The indexer will mainly be triggered by push events, but also by moving or renaming a project and or groups/namespaces.
The check proceeds as follows:
First, the root directory of the repository is checked for files named ``metadata.json``, ``metadata.yaml``, or ``metadata.yml``.
There must be exactly one such file, otherwise the check fails.
Subsequently, the correctness of all metadata files is validated (also dependent metadata files, if it is a collection).
If an error occurred, an email is sent to the user who pushed the changes.
Meta data checks comprise:
- the syntactical correctness of the metadata file as yaml or json file (results in an error)
- the presence of the required fields (results in an error)
- the presence of the required fields in the dependent metadata files (results in an error)
- checks against the vocabulary service at https://oeresource.logic.at/en/meta/api/v1?format=json (results in a warning)
The check fails if there is an error, but is accepted if there are only warnings.
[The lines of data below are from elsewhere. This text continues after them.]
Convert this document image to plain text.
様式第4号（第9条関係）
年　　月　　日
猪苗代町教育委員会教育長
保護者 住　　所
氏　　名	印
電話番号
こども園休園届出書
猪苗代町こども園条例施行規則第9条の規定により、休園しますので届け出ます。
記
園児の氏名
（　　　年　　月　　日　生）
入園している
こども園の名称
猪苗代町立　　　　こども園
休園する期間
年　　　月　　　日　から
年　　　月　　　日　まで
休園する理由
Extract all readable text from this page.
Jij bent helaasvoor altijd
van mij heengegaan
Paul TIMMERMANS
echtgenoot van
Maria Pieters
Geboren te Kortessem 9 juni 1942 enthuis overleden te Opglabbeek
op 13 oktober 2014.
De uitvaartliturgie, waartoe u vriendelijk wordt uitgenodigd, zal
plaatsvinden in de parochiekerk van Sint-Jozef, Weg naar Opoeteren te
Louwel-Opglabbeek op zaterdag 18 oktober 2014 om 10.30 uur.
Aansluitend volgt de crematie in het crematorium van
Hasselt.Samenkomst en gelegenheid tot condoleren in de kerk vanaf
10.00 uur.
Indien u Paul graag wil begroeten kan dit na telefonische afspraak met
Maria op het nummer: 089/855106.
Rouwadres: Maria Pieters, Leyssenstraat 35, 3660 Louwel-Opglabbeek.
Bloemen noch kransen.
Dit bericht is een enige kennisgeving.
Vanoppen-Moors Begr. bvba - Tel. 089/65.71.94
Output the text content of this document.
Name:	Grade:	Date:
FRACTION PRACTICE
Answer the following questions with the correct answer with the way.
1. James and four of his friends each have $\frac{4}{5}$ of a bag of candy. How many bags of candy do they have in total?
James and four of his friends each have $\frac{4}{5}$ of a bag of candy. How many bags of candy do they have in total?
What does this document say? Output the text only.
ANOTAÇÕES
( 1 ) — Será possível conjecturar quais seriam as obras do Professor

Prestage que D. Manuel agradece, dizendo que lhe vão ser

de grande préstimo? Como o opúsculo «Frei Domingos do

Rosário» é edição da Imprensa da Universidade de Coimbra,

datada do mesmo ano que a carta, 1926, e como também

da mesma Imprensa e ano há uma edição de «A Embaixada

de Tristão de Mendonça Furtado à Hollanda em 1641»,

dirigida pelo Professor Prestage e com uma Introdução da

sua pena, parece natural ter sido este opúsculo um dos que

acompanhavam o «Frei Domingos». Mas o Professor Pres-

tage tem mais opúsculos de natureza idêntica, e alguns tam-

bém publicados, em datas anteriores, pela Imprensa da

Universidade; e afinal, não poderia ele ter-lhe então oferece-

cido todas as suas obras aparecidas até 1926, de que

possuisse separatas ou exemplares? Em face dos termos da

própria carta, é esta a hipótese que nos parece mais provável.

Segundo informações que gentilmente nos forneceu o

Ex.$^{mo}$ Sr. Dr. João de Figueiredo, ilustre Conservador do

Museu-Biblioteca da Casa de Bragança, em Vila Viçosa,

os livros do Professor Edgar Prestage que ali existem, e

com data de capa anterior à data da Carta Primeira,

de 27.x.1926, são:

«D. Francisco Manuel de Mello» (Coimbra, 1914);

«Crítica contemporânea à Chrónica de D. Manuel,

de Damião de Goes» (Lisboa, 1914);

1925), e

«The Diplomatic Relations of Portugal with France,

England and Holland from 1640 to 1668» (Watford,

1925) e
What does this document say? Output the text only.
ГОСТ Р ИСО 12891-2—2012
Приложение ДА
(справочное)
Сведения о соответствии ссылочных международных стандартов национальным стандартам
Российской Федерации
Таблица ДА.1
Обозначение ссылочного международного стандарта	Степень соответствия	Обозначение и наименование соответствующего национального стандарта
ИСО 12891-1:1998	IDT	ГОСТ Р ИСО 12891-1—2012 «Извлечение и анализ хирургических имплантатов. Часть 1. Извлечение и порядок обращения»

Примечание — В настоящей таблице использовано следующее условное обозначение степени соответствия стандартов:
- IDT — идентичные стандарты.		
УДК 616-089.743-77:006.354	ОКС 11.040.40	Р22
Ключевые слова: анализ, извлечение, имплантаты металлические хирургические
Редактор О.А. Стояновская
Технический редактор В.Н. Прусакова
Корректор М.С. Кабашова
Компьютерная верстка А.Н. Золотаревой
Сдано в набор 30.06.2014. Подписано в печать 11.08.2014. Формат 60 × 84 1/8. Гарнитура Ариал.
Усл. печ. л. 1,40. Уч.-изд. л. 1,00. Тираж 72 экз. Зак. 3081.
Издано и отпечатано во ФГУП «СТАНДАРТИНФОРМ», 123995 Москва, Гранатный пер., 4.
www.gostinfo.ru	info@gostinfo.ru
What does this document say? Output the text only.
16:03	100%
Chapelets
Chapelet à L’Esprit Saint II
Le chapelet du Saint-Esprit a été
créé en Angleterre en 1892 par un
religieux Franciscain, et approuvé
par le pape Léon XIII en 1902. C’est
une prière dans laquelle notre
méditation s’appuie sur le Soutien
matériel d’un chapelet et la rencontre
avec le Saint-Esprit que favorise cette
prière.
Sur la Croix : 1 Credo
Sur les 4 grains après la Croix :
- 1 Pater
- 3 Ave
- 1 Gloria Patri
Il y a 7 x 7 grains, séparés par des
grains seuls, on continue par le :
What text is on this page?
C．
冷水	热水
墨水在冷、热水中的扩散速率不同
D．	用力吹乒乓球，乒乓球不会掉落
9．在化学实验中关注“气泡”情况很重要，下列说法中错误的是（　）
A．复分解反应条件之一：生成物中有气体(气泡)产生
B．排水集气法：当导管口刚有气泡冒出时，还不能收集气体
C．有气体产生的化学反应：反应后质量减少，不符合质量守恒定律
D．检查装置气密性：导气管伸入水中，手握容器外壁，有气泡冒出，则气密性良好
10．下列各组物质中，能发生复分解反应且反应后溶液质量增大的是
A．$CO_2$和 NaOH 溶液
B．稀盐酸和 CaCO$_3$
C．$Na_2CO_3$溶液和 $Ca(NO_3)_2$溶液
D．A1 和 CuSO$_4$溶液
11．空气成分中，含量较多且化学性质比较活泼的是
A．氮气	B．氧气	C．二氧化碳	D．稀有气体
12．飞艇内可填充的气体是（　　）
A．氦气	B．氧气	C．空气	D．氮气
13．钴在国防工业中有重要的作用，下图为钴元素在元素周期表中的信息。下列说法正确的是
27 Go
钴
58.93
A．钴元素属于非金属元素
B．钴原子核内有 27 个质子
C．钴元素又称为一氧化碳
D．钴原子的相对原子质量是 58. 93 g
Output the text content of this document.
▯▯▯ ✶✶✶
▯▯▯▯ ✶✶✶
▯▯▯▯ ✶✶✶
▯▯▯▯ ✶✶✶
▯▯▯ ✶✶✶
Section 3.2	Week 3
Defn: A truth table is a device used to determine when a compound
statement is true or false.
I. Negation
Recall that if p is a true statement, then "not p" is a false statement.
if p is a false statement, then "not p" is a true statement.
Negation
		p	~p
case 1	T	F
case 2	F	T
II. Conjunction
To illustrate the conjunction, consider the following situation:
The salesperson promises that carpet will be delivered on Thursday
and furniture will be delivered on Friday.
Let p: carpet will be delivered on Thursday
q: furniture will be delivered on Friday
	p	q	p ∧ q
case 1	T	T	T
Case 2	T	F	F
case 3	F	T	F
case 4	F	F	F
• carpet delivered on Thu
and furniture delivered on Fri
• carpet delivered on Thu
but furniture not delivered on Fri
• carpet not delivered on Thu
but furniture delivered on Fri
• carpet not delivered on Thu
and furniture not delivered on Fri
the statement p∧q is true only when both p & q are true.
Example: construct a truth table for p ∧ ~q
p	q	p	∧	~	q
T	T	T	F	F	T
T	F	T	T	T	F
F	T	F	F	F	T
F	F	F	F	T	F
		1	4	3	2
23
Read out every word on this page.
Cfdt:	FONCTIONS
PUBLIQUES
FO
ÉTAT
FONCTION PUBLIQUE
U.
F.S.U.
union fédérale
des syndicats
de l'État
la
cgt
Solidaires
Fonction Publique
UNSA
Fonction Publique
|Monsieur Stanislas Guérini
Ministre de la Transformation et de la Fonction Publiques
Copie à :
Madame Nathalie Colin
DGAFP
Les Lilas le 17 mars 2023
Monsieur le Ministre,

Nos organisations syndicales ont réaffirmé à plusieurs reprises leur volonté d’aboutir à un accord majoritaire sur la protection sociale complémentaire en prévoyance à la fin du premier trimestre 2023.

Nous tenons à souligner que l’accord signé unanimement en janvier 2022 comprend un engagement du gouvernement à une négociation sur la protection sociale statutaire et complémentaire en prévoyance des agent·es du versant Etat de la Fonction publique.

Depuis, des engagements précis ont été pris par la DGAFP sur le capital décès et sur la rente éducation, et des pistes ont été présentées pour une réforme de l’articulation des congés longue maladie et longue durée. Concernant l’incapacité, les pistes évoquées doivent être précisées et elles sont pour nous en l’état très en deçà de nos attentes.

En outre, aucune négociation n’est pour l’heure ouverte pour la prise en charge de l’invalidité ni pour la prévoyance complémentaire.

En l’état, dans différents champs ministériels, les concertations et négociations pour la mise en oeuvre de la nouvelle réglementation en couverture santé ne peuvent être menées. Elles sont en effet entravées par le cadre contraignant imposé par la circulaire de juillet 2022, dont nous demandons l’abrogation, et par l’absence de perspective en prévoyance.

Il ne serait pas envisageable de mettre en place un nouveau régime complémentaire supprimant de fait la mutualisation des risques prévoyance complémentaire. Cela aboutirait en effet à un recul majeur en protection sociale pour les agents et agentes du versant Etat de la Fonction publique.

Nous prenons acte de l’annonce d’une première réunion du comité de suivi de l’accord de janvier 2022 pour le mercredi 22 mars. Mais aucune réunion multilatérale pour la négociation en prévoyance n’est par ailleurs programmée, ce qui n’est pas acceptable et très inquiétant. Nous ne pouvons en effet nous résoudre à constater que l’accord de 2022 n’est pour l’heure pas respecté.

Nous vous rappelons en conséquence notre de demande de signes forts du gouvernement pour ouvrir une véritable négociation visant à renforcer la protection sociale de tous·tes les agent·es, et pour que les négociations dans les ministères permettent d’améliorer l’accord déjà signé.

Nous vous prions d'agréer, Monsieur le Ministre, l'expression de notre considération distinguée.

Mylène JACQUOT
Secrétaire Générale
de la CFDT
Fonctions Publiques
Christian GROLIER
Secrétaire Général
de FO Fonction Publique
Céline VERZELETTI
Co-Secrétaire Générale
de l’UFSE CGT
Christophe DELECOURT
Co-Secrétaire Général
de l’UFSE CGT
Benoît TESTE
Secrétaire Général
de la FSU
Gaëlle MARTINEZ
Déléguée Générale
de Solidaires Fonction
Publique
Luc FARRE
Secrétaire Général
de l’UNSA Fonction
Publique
In both cases the author is informed by e-mail.
2. It keeps the Elasticsearch index up-to-date by adding/updating/deleting files according to the triggered GitLab event.
Only the ``main``-branch (or ``master`` if ``main`` does not exist) and the group ``sharing`` (including subgroups and all subprojects) are indexed in Elasticsearch.
Metadata files (``metadata.json``, ``metadata.yaml``, or ``metadata.yml``) at the project root are indexed in the alias ``metadata``.
Finally, the GitSearch Indexer provides functionality, to recreate the index and to recheck all projects. During this task all event-processing is postponed.